I lived a five minute walk from my current workplace most of my life. From the move when I was three until I was nearly 26, this town was home. So, it’s nice, in away, that I still work in a familiar place and see the same people and same sights that are from my childhood, teenage and young adult years.
Today, I glanced out the window and saw a young mom pushing a stroller down the hill and it sent my mind back in time twenty years. There’s seven year old me, taking walks to the playground. Mom pushing the current baby in the stroller, the rest of us running ahead or trailing behind and we’re all walking down that same sidewalk I see through the window across from my desk.
It’s funny, this different perspective and I find my mind trying to reach far back enough to remember the impressions these buildings, factory smokestacks and gates made on my childhood self. I remember being both terrified and mesmerized by the river rushing over the dam and wishing my siblings wouldn’t lean so far over the railing of the bridge.
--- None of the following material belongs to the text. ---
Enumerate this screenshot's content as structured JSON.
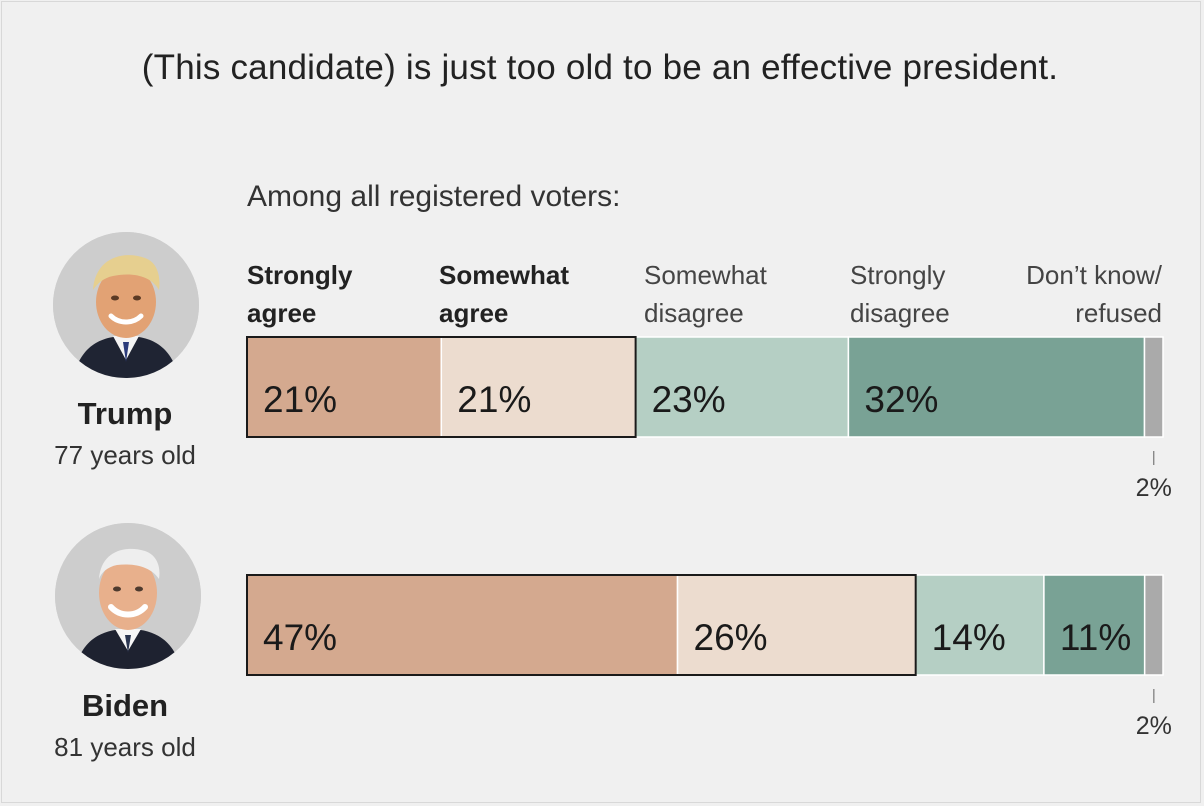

I remember walking down the sidewalk, past parking lots of cars and wondering what that building was behind them, behind the gates and a row of tall, reaching pine trees.
Today, my co-workers and I will stop and take a glance out the window, especially if kids are walking down to the playground. I waved to my own siblings and mom a few weeks ago, as they made their way to that same playground. And I wonder, I honestly do wonder, who sat at my desk and if she liked to people-watch, too, only twenty years ago when playgrounds weren’t plastic and I hadn’t the faintest idea what it was like to be Grown-Up and work for a living.